Relatório da Aneel aponta estabilização nos índices globais, mas destaca o forte impacto financeiro dos desvios comerciais e a transição metodológica para o mercado medido na baixa tensão.

O equilíbrio financeiro e a eficiência operativa do segmento de distribuição voltaram ao centro dos debates regulatórios. A Agência Nacional de Energia Elétrica (Aneel) publicou o relatório anual de perdas de energia elétrica na distribuição, consolidando os dados referentes ao ano civil de 2025. O balanço aponta que as perdas totais no sistema de distribuição alcançaram o patamar de 14,3% de toda a energia injetada nas redes do país.

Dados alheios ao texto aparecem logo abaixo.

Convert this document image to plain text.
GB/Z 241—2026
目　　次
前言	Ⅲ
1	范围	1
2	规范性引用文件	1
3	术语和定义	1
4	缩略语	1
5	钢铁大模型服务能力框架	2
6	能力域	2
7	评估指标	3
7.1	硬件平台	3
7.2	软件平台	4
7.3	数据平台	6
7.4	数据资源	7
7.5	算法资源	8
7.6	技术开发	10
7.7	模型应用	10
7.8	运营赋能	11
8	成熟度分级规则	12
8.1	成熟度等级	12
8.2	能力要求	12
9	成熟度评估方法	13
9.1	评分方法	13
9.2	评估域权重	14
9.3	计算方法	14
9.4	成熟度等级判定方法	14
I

Em termos de volume físico, o desperdício totalizou 90,2 terawatts-hora (TWh). Desse montante, as perdas técnicas, inerentes às leis da física no transporte e transformação da tensão, responderam por 7,2% (45,2 TWh). Já as perdas não técnicas, causadas principalmente por furtos, fraudes e erros de faturamento, representaram 7,1% (45 TWh). Do ponto de vista econômico, o impacto financeiro na cadeia setorial atingiu a expressiva cifra de R$ 23,2 bilhões, dividida quase igualmente entre limitações técnicas e a criminalidade comercial.

O peso financeiro das assimetrias: perdas técnicas vs. não técnicas

Diferente do que ocorre com a infraestrutura de transmissão, cujas perdas na Rede Básica ficaram em torno de 2,04% da energia gerada em 2025 (gerando um impacto de R$ 1,5 bilhão rateado entre geradores e consumidores), a malha de distribuição lida com complexidades socioeconômicas e geográficas severas. Os custos associados às perdas técnicas eficientes na distribuição somaram aproximadamente R$ 11,7 bilhões no último ano. Por serem dissipações físicas calculadas sobre uma operação considerada ótima pela agência reguladora, o mercado não projeta reduções substanciais neste indicador a curto prazo.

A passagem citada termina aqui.